La Russie et l'UE s'échangent constamment des représailles.

June 20, 2015 20:48

L'UE a accepté de prolonger les sanctions économiques contre la Russie en lien avec l'annexion de la Crimée par la Fédération de Russie en mars dernier.

Ainsi, malgré la bonne volonté de la Russie, les représailles réciproques entre les deux camps depuis le début de la crise en Ukraine n'ont pas encore pris fin.

Le Conseil européen (CE) a annoncé hier que les 28 États membres de l'Union européenne, réunis à Bruxelles, en Belgique, ont réitéré leur condamnation de l'annexion par la Russie de la Crimée et de la région de Sébastopol, et se sont engagés à maintenir leur politique de non-reconnaissance de la légitimité de cet événement.

EC họp tại Brussels Bỉ đã tiếp tục lên án Nga sắp nhập Crimea
La Commission européenne, réunie à Bruxelles, en Belgique, a continué de condamner l'annexion imminente de la Crimée par la Russie.

L'accord, conclu par les ambassadeurs de l'Union européenne à Bruxelles, en Belgique, devrait être officiellement adopté lors d'une réunion des ministres des Affaires étrangères de l'UE à Luxembourg le 22 juin.

Cette décision de l'Union européenne inclut également des sanctions convenues en juin dernier, notamment l'interdiction d'exploitation des navires de croisière dans les ports de Crimée et des restrictions sur l'exportation d'équipements de télécommunications et de transport depuis la péninsule.

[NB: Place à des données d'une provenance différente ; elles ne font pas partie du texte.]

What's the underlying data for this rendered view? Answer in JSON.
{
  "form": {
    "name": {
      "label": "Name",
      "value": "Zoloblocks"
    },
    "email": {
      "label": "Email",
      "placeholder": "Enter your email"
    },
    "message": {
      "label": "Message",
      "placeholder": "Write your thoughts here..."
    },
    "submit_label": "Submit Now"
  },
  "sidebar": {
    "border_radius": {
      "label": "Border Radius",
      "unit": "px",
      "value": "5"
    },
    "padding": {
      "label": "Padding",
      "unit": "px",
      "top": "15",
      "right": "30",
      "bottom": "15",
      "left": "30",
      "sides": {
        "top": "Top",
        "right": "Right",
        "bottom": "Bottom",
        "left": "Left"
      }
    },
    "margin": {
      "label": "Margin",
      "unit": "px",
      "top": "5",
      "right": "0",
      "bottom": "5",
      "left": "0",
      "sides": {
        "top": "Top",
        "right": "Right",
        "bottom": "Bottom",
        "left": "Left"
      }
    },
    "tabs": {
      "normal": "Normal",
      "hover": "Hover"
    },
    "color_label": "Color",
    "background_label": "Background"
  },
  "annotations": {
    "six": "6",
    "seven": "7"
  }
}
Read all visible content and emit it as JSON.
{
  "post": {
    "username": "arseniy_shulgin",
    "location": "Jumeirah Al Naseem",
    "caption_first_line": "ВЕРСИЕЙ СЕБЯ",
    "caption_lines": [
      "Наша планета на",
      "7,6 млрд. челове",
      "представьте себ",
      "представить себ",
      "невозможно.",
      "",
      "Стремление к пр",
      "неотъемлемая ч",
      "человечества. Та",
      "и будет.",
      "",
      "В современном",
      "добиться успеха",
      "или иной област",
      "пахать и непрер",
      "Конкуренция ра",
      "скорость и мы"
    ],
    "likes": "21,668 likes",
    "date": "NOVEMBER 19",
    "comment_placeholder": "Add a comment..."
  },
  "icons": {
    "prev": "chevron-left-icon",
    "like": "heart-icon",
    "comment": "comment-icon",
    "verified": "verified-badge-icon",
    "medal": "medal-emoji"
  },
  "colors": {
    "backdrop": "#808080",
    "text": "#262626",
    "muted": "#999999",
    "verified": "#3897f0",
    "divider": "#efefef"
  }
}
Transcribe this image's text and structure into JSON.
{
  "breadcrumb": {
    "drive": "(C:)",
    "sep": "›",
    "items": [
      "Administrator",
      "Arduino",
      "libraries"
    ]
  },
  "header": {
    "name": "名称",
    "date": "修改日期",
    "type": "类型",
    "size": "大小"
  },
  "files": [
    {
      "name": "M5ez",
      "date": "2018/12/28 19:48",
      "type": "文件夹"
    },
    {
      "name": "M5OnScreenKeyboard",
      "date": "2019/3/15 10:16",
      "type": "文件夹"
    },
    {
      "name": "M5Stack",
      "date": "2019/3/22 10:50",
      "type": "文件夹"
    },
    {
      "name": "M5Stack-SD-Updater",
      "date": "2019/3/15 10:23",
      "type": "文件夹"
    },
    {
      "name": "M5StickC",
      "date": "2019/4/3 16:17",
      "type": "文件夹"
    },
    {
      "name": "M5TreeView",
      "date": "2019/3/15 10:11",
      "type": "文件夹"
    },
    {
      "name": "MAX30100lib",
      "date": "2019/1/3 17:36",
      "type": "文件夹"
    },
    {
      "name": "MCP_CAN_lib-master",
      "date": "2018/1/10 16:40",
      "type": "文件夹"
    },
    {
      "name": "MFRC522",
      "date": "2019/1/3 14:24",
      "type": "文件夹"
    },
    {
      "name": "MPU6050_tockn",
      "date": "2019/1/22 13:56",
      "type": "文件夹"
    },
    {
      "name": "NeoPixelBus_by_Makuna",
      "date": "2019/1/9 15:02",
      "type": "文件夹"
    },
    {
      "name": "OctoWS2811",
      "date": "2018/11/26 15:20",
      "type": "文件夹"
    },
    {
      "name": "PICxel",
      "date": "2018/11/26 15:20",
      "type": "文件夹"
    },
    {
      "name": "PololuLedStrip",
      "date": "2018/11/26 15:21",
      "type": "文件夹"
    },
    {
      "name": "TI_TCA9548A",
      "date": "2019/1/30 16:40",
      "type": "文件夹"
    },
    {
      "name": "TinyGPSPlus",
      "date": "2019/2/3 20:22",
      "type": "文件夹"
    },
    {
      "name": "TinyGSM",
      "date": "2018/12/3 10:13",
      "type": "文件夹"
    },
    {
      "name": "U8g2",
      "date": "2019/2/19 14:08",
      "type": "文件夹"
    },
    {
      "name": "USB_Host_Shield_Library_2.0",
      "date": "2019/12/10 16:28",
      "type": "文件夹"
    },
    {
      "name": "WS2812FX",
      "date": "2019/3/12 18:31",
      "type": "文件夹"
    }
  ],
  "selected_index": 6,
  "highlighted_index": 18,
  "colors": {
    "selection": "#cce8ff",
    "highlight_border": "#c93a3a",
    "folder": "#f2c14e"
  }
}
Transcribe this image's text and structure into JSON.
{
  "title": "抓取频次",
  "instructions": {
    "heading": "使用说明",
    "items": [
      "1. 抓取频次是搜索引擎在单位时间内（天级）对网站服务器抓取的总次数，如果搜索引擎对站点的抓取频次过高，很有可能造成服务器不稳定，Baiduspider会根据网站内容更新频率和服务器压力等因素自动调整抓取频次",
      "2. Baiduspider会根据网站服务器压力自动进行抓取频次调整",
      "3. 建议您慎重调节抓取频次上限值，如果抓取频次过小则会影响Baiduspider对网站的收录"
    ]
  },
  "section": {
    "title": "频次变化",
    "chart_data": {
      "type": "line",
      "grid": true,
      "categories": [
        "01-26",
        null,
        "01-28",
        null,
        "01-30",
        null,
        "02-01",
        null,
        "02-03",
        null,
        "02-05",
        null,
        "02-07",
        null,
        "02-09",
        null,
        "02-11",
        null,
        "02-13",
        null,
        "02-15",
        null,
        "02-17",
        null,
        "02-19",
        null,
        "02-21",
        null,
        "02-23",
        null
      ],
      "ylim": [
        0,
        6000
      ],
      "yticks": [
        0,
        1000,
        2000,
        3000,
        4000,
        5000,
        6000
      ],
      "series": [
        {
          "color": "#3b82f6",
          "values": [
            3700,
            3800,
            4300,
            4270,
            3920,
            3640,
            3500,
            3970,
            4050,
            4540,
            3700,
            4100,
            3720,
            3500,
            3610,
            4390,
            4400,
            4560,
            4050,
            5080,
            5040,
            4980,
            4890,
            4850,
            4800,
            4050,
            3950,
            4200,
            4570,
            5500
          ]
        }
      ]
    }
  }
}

Parallèlement, du côté russe, s'exprimant hier soir au Forum économique international de Saint-Pétersbourg, le président russe Vladimir Poutine a déclaré que la Russie était ouverte au monde et coopérerait avec l'Occident malgré les tensions persistantes liées à la crise en Ukraine.

Il a déclaré : « La Russie est ouverte sur le monde. Notre coopération active avec les nouveaux pôles de croissance à travers le monde ne signifie pas que nous voulons réduire notre attention au dialogue avec nos partenaires occidentaux traditionnels. »

Lors de ce même forum, le président Poutine a accusé l'Occident, et notamment les États-Unis, d'être responsable de la crise en Ukraine. Il a également suggéré que l'Occident devait faire pression sur Kiev pour que cette dernière contribue à la résolution de la crise.

Par ailleurs, le dirigeant russe a affirmé que Moscou était prêt à user de son influence dans l'est de l'Ukraine pour aider les parties à parvenir à un compromis et à garantir la pleine mise en œuvre des accords de paix conclus en février.

Il a déclaré : « Certains pays affirment sans cesse que la Russie devrait user de son influence dans le sud-est de l’Ukraine, mais ils ne comprennent pas qu’il est impossible de résoudre la crise par des efforts unilatéraux. Il est également nécessaire d’exercer une influence sur le gouvernement ukrainien, ce que nous ne pouvons faire. C’est le rôle des pays occidentaux, des États-Unis et de l’Union européenne. »

L'Union européenne a imposé des sanctions aux secteurs russe de l'énergie, de la défense et de la finance en juillet dernier, suite à l'annexion de la Crimée par la Russie après un référendum où une très large majorité de la population s'était prononcée en faveur de cette annexion. Face à l'escalade du conflit en Ukraine, l'UE a renforcé ses sanctions économiques contre la Russie, interdisant les investissements et les importations de biens en provenance de Crimée.

Lors de ses récents déplacements, le président russe a exprimé son souhait de se réconcilier avec l'Occident, tout en maintenant une position intransigeante sur la situation en Ukraine. Ce refus mutuel de tout compromis a engendré des pertes économiques pour les deux parties.